Video Transcription
My name is Scott Farley, I am an orthopedic spine surgeon and today I would like to talk to you about a discogram. In this case we are going to talk about a lumbar discogram. The purpose of a lumbar discogram is to give information about the health of the lumbar disc. Who this procedure is useful for is trying to find out if the disc in the lower lumbar area is the source, or the major source of a patient’s pain. And if it may or may not be beneficial to perform a lumbar fusion on a patient.
So, the idea is, is that when you, the patient is walking, gravity, the disc that you can see between the bone and the disc and the bone, is good in compression meaning as a shock absorber. And it doesn’t have a tough time in sheer, forces going across the disc area. The disc area can become degenerative, meaning wearing in time. The disc can be traumatically injured, so that the back fibers or the anulus, the outer fibers of the disc, on this portion of the disc, can be injured causing pain. So, if the disc has discoloration or dehydration on an MRI, on a T2 sequence, would look like a very dark disc. If we operated on, in my practice, all patients who simply had a dark disc, we would do a lot of needless surgery for patients, and patients wouldn’t get better. As a spine surgeon I only want to do surgery on those patients where it is appropriate. I want to treat patients like they are family members of mine and only do procedures, such as a spinal fusion, when I believe the benefits significantly outweigh the risks. For some patients, as they have tried all treatment modalities, conservative options, pain management injection procedures, and are still having significant pain, and that there is corroborating, or information from the MRI that would show a significantly altered or damaged disc. For these patients, I will talk to many of patients about performing a discogram. The discogram is added information. A discogram is not the only bit of information that would be used to decide if surgery is required, it’s a very helpful adjunct to the other MRIs, X-Rays, and history of a patient.

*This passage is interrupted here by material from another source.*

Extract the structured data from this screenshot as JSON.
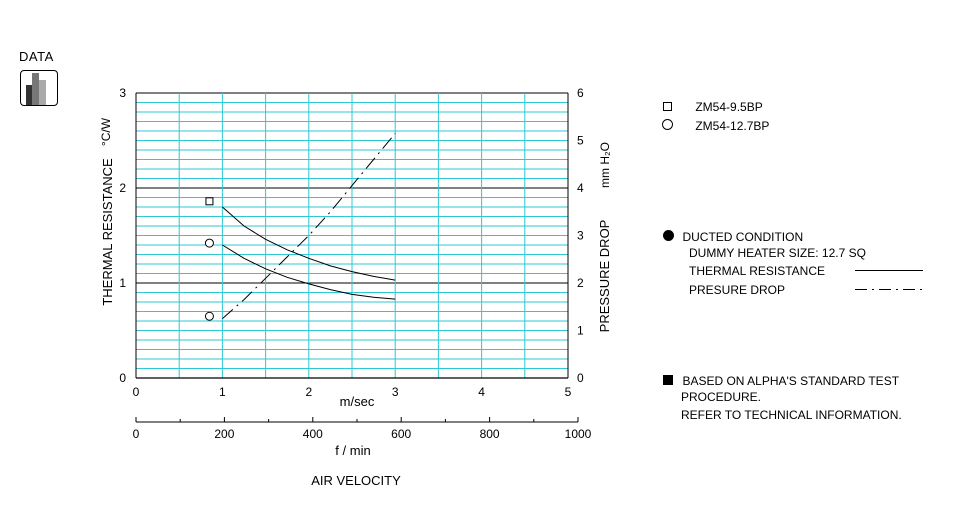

So, to give you an idea of what the procedure entails, is a patient in a procedure room would be, have an IV place and be twilighted, be basically asleep but conscious and breathing and controlling their own airway. A patient would be laying on their stomach and the pain doctor would be introducing a needle into the area of the disc that looks abnormal. In this case we’ll say it would be the L5, S1 disc is abnormal. The needle would be placed into the L5, S1 disc and then a needle would be placed into a control or a normal disc at L4, L5. Then with the needle in place, which would be guided with an x-ray machine, a pressure transducer is placed, and so a transducer such as this would be placed on the needle, and then through the transducer, dye would be placed into the actual disc. What the dye, what we would expect in the control level, is it would produce very little pain in the patient who is asleep. They would be conscious to say that is not my normal or my home pain.
So, it gives information about the patient’s pain response to the pressure. It gives information about how the dye is able to collect in the disc, and it also give a visual appearance of how the dye is distributed in the disc.
Now again, the discogram is a procedure that is an adjunct to every other portion of a patients care. All of their MRIs, all of their x-rays, their flexion-extension x-rays, and helps with the possibility of determining if surgery is required or not required. In my training, when I was a resident in my practice, this is an excellent procedure to gain information about you the patient. I find it a valuable tool to help you guide your care.